How is AI transforming the way we interact with sound, voice, and digital personas? In this episode of Tech Talks Daily, I speak with Alex Bordanova, Chief Product and Technology Officer at Voicemod, about the company's groundbreaking approach to AI-driven voice transformation and its expanding role beyond gaming.
Originally developed to enhance voice chat experiences for gamers, Voicemod has evolved into a powerful tool for real-time voice modulation, combining traditional digital signal processing (DSP) with cutting-edge AI. Alex shares how their technology enables users to alter their voice characteristics—changing timbre, pitch, and resonance—while maintaining clarity and intelligibility. With millions of users creating custom voices every month, Voicemod is at the forefront of AI-powered audio innovation.
We discuss the launch of Voicemod Key, a new hardware solution bringing voice transformation to console gaming and VR, allowing seamless integration between microphones and gaming platforms. Alex also highlights the importance of ethical AI practices, emphasizing Voicemod's commitment to using professionally recorded and consented datasets to train its AI models responsibly.

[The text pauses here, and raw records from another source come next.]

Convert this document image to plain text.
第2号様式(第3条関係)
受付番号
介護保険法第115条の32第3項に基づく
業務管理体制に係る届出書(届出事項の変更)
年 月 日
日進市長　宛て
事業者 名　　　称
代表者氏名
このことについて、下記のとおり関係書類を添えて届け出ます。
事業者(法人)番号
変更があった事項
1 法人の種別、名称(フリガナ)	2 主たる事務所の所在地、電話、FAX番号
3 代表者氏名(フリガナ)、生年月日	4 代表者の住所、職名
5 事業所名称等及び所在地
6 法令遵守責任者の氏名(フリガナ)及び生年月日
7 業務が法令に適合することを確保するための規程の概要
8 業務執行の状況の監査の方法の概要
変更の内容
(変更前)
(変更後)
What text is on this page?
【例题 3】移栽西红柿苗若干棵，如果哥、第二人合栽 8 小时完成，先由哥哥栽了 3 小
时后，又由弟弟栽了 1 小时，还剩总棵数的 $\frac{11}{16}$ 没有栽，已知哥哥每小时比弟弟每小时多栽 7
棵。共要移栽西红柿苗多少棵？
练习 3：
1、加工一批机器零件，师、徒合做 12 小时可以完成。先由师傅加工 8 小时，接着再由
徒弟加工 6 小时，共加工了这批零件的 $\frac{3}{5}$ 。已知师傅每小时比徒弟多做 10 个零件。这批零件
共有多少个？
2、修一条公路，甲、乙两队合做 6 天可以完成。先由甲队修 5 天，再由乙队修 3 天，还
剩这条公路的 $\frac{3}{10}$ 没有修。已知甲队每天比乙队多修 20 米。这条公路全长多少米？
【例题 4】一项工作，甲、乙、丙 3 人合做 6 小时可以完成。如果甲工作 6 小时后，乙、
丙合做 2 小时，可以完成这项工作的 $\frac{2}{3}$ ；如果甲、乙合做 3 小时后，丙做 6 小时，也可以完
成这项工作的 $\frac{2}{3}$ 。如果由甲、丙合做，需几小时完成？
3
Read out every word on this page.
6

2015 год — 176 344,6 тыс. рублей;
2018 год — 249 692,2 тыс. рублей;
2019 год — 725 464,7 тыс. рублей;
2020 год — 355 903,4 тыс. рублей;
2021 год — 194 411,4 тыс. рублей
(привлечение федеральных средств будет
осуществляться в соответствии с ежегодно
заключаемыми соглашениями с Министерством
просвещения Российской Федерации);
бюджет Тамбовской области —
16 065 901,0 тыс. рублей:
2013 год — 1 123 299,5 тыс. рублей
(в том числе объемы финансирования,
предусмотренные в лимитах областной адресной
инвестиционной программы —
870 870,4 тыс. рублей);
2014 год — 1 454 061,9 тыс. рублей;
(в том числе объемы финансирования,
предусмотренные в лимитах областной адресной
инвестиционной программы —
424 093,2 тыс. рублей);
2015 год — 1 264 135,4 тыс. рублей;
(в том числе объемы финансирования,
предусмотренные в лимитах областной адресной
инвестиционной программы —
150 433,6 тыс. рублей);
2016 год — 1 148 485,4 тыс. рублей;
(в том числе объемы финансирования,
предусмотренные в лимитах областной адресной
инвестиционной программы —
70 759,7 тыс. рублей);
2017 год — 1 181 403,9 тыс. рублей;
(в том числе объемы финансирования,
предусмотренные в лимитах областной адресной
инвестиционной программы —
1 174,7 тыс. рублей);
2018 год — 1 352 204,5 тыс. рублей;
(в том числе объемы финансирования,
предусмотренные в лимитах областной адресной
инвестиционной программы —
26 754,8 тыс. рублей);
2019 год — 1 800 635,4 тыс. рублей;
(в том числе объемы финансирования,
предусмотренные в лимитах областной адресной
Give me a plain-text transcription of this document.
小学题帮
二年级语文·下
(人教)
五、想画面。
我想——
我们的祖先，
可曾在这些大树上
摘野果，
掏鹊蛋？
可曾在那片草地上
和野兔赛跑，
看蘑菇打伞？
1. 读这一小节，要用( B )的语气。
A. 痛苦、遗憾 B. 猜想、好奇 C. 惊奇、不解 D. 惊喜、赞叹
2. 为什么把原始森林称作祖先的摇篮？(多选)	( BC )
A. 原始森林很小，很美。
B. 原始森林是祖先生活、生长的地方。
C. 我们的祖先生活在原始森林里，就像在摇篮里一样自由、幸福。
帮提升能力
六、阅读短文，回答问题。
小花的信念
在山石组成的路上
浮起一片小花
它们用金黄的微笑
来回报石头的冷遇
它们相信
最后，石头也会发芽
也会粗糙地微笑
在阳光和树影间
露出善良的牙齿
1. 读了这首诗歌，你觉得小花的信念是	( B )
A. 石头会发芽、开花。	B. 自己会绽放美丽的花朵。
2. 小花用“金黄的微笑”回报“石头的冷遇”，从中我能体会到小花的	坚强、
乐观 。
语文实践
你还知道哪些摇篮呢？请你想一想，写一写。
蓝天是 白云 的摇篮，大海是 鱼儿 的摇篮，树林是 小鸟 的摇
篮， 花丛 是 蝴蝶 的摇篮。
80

Beyond gaming, Voicemod is forging partnerships with major entertainment brands, collaborating with Warner Bros, Rovio, and other global IP holders to bring iconic voices to life. As audio technology catches up to the advancements in visual media, what does the future hold for voice augmentation in entertainment, communication, and beyond?
[00:00:03] Imagine transforming your voice in real time, turning everyday conversations into an immersive, dynamic experience if you're online or just having a bit of fun with it. Well, today my guest is from a company called Voicemod, and they're a company at the forefront of AI-driven voice transformation.
[00:00:22] Originally rooted in the gaming world, Voicemod has expanded its reach, combining traditional DSP effects with cutting-edge AI to enable real-time voice changes, sound effects and much more. But today I want to learn more about the journey of Voicemod from its early days in online gaming to its current role of redefining audio experiences across multiple platforms.
[00:00:47] I want to learn more about the technology that powers Voicemod, how their Voicemod hardware is bringing voice transformation to everything from consoles and VR, and the ethical considerations that they prioritize to ensure that their AI is used responsibly. But what does it take to match the quality of audio with the immersive video visual worlds of gaming and media?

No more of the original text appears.